Facebook is rented land
Your Facebook page doesn't belong to you. Meta can change the algorithm and your posts reach 3% of your followers instead of 30%. They can suspend your account if someone reports it. They can decide your industry doesn't qualify for advertising. They've done all of these things to businesses before, and they'll do it again.
Everything you've built on Facebook — your reviews, your photos, your followers — can be significantly devalued or taken away overnight by a policy change you have no say in. A website on your own domain is yours. Nobody can take it away. Nobody can change how it works without your say-so.
Facebook doesn't rank in Google the way you think
Type "plumber Banbury" into Google right now. Look at the top results. You'll see websites, Google Business Profile listings, and directory sites. You won't see Facebook pages prominently in those results — and that's where the customers with their wallets out are looking.
Facebook is where people browse. Google is where people buy. The homeowner who needs a boiler replaced today is not scrolling Facebook hoping to stumble across a plumber. They're searching Google with high intent and ready to call whoever looks credible. If you're not on Google, you're invisible to those customers.
Facebook makes price shopping easy — in the wrong way
When your only online presence is a Facebook page, potential customers do their research in the comments. They see disputes, one-star reviews you couldn't remove, old posts that don't represent you well. Facebook gives your bad luck permanent free real estate on your own page.
A website gives you control over what people see first.
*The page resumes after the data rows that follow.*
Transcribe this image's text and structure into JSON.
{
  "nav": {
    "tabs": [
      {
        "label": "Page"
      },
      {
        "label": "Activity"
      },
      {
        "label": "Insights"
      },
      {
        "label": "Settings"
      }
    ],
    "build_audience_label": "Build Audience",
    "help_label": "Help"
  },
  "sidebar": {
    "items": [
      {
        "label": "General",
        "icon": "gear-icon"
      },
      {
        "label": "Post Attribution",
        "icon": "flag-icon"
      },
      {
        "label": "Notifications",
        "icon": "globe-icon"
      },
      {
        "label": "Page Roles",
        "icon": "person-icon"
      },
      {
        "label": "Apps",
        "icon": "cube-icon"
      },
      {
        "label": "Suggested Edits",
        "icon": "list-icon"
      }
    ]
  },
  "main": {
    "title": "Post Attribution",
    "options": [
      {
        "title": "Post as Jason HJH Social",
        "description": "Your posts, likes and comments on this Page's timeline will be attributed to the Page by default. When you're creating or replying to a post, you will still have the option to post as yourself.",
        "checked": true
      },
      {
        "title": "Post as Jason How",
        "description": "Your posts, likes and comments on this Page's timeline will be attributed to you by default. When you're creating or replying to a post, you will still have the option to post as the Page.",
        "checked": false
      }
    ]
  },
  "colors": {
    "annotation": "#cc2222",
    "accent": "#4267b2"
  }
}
You decide the narrative. You present your best work, your best reviews, and your credentials — not whatever someone decided to post on your page six years ago.
The algorithm problem
Organic reach on Facebook has declined significantly over the past decade. A business page post now typically reaches 2–5% of followers without paid promotion. This will continue to decline as Meta pushes businesses towards paid advertising. You're not building a sustainable organic audience on Facebook — you're building dependency on a paid platform.
A website with solid local SEO, by contrast, generates organic traffic that compounds over time. The rankings you build today continue working for you next year and the year after, at no additional cost per visit.
What you actually need both for
Facebook and Instagram do have a genuine role in a trades marketing strategy — but they're the supplement, not the foundation. Social media is excellent for showcasing finished work to people in your local area, staying top of mind with past customers, and running targeted ads in specific postcodes. These are real, valuable uses.
But the foundation is a website that ranks in Google, converts visitors into calls, and is 100% under your control. Social media sits on top of that. Without the foundation, social media is just noise.
The practical reality
Tradespeople who invest in a proper website consistently report that their best customers — the ones who don't haggle, pay promptly, and refer other work — found them through Google. The customers who come through Facebook tend to be more price-sensitive and more likely to cancel last-minute.
That's not a coincidence. It's a reflection of the different intent between someone browsing social media and someone who has searched for a specific service in their area and clicked on your website.